私が1,2期生であったころ、先輩から、「議長をやると票を減らす、特に後半に議長をやるものは大幅に票を減らすことがある」と教えられました。少なからぬ先輩が議長と言うポジションと引き換えに引退の道を歩んでいきました。それは、現職議長として選挙に臨んで落選の結果をもたらさない最良の選択であり、議長就任ということで晴れの舞台を作ってくれている他の議員に恩返しの奉仕をする立場をとるためでした。議長と言うものは、ある種、有終の美を飾るポジションであるのかも知れません。

これが選挙の得票になるわけではない。むしろ、議長職をやるだけ、得票を減らすことにつながる。
私は、議長になった時期には、その増額報酬分は全部を自前の議員活動の広報費に投入していました。結果的に、( 得票数:7,235 票→得票数:8,354 票)を増やすことができました。先輩の教訓を学び、足で稼ぐ分を広報費の増大で代替えしました。今の私は議会の内部役職は何もなく無役であり、議会では自由な発言が可能ですし、議会以外では自分が好きなように活動できています。おかげで、市長選に出れるような栄誉はありませんが、ここ3期の選挙では、町田市議選史上最高得票を3期連続更新し、ついに1万票を得る評価を受けることを達成し、これで市議選5期連続トップ当選を続けることができています。投票をしていただいた住民の方々にはもちろん感謝をしていますが、「議長は他の議員の為に労力と時間を使うのが仕事、選挙をやるなら無役が一番」と言う先輩議員の言葉を改めてかみしめる心境です。

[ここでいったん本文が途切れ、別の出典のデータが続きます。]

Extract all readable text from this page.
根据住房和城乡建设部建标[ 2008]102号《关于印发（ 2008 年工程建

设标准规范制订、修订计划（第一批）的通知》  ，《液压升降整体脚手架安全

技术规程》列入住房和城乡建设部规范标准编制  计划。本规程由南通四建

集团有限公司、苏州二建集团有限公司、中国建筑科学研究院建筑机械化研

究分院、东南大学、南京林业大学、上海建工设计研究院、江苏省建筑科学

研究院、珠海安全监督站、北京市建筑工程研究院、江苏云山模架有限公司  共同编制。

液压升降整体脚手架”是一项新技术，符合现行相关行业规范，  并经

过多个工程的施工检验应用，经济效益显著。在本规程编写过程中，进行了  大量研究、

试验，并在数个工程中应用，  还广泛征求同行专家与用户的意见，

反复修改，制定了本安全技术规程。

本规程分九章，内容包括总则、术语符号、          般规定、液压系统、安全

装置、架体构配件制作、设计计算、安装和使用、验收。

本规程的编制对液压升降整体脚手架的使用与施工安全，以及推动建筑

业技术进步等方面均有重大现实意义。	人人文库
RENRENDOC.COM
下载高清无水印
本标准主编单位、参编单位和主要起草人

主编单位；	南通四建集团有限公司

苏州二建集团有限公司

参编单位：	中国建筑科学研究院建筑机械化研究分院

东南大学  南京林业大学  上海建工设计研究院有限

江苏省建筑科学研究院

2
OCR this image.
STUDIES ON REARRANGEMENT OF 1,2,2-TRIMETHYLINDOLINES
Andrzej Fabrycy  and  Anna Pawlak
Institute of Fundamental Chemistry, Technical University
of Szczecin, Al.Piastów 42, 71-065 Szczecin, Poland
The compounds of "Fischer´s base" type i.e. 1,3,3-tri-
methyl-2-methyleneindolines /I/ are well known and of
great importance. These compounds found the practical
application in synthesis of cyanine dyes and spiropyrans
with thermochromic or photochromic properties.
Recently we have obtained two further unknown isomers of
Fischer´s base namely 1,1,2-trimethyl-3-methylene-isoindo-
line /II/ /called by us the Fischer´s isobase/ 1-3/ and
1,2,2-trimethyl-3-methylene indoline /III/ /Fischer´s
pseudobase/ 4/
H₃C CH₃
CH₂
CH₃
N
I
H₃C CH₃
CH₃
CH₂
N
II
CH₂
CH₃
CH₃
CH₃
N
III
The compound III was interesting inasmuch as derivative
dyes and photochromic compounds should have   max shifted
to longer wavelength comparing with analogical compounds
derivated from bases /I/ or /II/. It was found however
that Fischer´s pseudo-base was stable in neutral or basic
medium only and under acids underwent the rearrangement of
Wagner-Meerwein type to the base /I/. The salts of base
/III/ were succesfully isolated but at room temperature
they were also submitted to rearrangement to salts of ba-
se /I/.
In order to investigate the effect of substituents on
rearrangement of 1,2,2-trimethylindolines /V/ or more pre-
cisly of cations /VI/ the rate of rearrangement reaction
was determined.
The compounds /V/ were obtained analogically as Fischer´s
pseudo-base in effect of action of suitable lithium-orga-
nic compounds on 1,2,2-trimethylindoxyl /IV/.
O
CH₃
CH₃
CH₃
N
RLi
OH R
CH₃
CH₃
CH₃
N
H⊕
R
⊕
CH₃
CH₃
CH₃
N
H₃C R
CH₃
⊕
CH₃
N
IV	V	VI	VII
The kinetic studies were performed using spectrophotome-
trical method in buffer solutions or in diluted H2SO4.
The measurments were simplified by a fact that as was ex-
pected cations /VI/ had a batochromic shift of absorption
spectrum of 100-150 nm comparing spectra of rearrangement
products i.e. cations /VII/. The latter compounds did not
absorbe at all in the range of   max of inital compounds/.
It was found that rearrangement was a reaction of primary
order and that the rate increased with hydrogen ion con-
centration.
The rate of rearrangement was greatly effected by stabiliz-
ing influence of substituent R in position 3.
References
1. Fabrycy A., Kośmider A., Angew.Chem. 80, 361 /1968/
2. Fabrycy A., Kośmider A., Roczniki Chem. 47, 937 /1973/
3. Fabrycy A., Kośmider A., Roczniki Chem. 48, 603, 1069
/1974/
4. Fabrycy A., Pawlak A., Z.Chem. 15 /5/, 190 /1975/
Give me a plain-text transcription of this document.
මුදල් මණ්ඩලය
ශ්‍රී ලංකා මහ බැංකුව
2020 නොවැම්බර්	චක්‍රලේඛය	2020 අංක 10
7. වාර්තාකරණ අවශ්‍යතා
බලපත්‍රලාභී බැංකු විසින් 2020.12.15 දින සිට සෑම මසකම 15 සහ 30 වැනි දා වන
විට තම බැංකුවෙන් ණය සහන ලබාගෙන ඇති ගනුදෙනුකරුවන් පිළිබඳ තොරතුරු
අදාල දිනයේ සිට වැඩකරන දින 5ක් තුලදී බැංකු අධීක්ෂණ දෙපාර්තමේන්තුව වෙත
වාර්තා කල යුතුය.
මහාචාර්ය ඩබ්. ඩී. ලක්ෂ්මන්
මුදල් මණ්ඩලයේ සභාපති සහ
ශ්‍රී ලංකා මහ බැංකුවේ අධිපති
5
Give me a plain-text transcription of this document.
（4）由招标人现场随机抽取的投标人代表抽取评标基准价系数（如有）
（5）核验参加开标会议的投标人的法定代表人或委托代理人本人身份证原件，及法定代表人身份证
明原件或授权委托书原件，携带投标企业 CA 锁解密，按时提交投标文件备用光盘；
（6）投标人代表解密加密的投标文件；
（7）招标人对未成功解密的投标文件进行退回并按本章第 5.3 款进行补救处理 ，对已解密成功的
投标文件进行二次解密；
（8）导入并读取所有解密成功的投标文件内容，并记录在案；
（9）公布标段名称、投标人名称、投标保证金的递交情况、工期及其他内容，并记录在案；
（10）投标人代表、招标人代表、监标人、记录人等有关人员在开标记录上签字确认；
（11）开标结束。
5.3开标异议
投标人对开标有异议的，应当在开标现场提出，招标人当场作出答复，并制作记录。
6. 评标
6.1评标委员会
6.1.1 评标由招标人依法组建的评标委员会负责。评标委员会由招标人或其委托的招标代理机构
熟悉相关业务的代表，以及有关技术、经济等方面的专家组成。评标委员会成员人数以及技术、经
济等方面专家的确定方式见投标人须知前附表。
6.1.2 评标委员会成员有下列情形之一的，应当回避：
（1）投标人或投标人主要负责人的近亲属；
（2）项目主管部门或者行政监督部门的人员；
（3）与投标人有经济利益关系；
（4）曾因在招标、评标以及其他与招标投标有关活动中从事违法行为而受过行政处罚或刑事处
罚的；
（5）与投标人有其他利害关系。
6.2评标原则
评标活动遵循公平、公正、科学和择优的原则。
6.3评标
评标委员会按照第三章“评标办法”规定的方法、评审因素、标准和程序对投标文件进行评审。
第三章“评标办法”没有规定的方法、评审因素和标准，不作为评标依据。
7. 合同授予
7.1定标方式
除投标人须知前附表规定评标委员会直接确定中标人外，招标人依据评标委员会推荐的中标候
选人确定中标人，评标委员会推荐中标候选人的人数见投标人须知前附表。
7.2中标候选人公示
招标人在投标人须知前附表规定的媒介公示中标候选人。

ただし、吉田つとむの得票数の10425票は最低当選得票数の2292票に対して、約4.55倍の得票数を得ており、半減しても今回の7位の当選者数に比しても上位にあり、機会があれば、自分の得票を大幅に減らしてでも、もう一度、議長をやってみたいという野心も持っています。

多くの人が知らない、吉田つとむ衆議院選(中選挙区時代、町田市を含む東京第11区で立候補していた)に初挑戦した時に、街に貼って回った演説会ポスター。
こうしたことを考えると、今回の市長選の候補者で、市長選立候補で自動失職した議長や、同様に前議長が議運委員長や会派代表者に自動失職までとどまっていたことは、選挙の得票数の増加には逆反するスタンスであったのだろうと推量するものです。地元紙のタウンニュース町田版は、「その両者の出馬表明が遅れたこと、衆議選の影響で十分に選挙活動にあたることができなかったこともあり、支持が広がらなかった」と結論付けしていますが、今回の票差、順位から見て、衆議選の影響で事態が逆転するようなことは考えられず、もっと早期に役職を返上し、一市議となり、「市長選立候補予定者」として、自由に振舞った方がはるかに得票を増やすことが可能であったでしょう。
できれば、昨年夏時点で決断し、第3定例会の冒頭か、最終日に議会の役職を持して、一市議会議員になっておれば、その後の政治活動が十分にでき、「市長選立候補予定者」の中で最も目立った存在(当選できる断言はできない)になっていたのではないでしょうか。はた目には、同日の市議選に出ると思っていた人も少なからずおり、やたらと出遅れ感が漂っていました。